The Lost Village(60)
Still.
I look up and down the street, to make extra sure. Yes, every other house is yellow. But none of them has a green door.
It made me feel special.
“Alice, what are you doing?”
Robert sounds unexpectedly nervy, so I turn around to look at him. He’s let go of the talk button and is staring at me.
“It’s my grandma’s house,” I explain.
Robert blinks. He looks at me, then the house.
“Oh,” he says. “Oh shit.”
He studies the house with the green door for a few seconds, but then he shakes his head.
“You know what we said. Water, food, back. We’re safer as a group.”
“There could be food in there,” I persevere. “We can just step inside. Quickly.”
Robert shakes his head.
“No,” he says.
I look back at the house.
“Robert, she could be in there,” I say, quietly. “Tone knows which house it is. She might still recognize it—it might even feel safe to her. There are two of us, and she … she isn’t dangerous, I promise. Can’t we just go take a look?” I start rambling: “Plus we were going to check one more house, anyway. This is one more house. There might be food!”
Robert looks at the house, and I can see the doubt storming over his freckles. I say nothing more. I just look him in the eye, trying to seem stable and sincere. I can’t let my desperation show.
Then he gives a short, sharp sigh and brings his walkie-talkie to his lips.
“Robert here. We’re OK. We may be a little longer than expected.”
He waits for Emmy’s quick, tinny: “OK,” and then gives me a faint smile.
I could kiss him, but I make do with a simple “Thanks.”

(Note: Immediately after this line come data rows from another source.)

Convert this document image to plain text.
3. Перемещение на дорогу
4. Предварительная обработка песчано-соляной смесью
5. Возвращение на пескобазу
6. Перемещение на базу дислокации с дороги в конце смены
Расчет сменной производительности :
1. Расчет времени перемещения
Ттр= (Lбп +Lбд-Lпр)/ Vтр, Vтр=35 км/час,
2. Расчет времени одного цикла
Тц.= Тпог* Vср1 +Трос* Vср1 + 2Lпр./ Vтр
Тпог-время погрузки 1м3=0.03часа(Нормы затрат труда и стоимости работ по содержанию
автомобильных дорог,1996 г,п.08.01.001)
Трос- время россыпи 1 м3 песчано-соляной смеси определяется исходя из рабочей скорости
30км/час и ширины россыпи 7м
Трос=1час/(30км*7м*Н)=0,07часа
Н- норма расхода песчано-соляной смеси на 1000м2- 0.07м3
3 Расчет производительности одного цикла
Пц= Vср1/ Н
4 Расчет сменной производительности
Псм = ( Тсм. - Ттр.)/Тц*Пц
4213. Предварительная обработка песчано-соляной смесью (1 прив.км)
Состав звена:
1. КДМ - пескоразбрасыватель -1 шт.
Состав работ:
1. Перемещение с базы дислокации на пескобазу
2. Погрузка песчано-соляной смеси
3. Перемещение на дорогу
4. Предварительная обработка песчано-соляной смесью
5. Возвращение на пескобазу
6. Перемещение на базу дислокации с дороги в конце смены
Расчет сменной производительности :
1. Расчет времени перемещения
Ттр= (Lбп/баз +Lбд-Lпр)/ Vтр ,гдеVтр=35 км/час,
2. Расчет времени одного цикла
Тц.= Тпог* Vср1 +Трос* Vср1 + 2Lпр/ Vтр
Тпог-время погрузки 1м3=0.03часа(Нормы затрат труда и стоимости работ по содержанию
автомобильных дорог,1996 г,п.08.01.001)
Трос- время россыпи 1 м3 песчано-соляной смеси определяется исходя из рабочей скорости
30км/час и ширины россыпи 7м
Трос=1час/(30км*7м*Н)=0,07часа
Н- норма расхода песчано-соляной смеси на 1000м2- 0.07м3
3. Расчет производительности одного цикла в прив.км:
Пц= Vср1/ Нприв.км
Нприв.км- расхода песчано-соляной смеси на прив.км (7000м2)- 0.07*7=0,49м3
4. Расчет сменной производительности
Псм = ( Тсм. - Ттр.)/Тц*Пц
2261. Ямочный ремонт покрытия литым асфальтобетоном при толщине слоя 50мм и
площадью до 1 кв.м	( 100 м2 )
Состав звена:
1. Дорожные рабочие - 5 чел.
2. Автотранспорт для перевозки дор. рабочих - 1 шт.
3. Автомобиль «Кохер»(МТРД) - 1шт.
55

Robert reattaches his walkie-talkie to his waistband.
“But if we don’t find her there, how about we don’t mention this to Emmy?”
I nod.
“Of course.”
The house is in a worse state up close. Something that must be some sort of lichen has grown over most of the front steps. The door handle on the faded green door glistens in the dying light.
I put my hand on it and push down. The door opens without a creak.
It’s dark inside. We come straight into a small, low hallway with wallpapered walls. On the right there’s a staircase to the second floor, and straight ahead there’s a small, anonymous door that must lead to a bathroom. The kitchen is to the left.
The same layout as in the other houses. Nothing remarkable.
Still, it feels like it unlocks something inside me.
I walk hungrily into the kitchen, my eyes like target-seeking missiles. Tone, to my shame, is temporarily forgotten: I’m soaking up all I can. This was their home; where they lived. Here, on these eccentric turquoise Windsor chairs, is where they would sit, talk, and eat; around this rustic table, with a round burn mark at one of the ends. Elsa. Staffan. Aina. Grandma.
I squat down and run my fingers over the rag rug, which has so many colors that they all run into each other, making a meaningless slush.
“Alice?” Robert says quietly behind me, and I turn around and stand up again.
“So this is where they lived?” he says.
I nod.
Robert steps over to the sink and opens one of the cupboards. His rectangular body blocks the contents, so I see nothing.
“Well, would you look at this,” he says softly, reaching up to the cupboard.
He pulls out a jar of honey. It’s almost full. He reaches up to the top shelf and finds a tin labelled “tea,” which is empty, then feels around the obligatory paper packaging on the middle shelf before finding three metal tins of what must be sardines in tomato sauce.
“You think they’re OK to eat?” I ask him.
“Honey doesn’t go off if it hasn’t been contaminated,” he says, his chestnut eyes glinting in the last of the evening light. “It doesn’t look like this has. And I don’t know about the sardines, but we can take them with us anyway. That’ll have to do for dinner.”
I smile at him.
“See?” I say. “I told you it would pay off.”
Thanks, Grandma, I think.
She’s still looking out for me.
I step out of the kitchen and back into the hall, let my eyes wander along the floral wallpaper running up the stairs. The damp has run in thin, sporadic rivulets down the turgid, painted leaves.
I know what must be up there. I’ve seen the other houses.
The bedrooms. Staffan and Elsa’s. And Aina’s.
I walk toward the staircase. It looks stable, not rotten like some of the others. The handrail is essentially held up by one narrow spindle on one side, but when I test it out with a little weight it doesn’t give way.
“Are you sure going up there is a good idea?” Robert asks. “Maybe we should call first. See if she replies. You don’t know if the steps are stable.”
“I don’t want to scare her,” I say quietly.
Robert has put the food in his rucksack, which he places on the wooden floor beside him. The patterned parquet is scratched, worn, and dry, but it’s clear that at some point it must have been beautiful. That someone scrubbed it and polished it to keep it shining. That someone took pride in their home.
Not someone. Her. Elsa. My great-grandmother.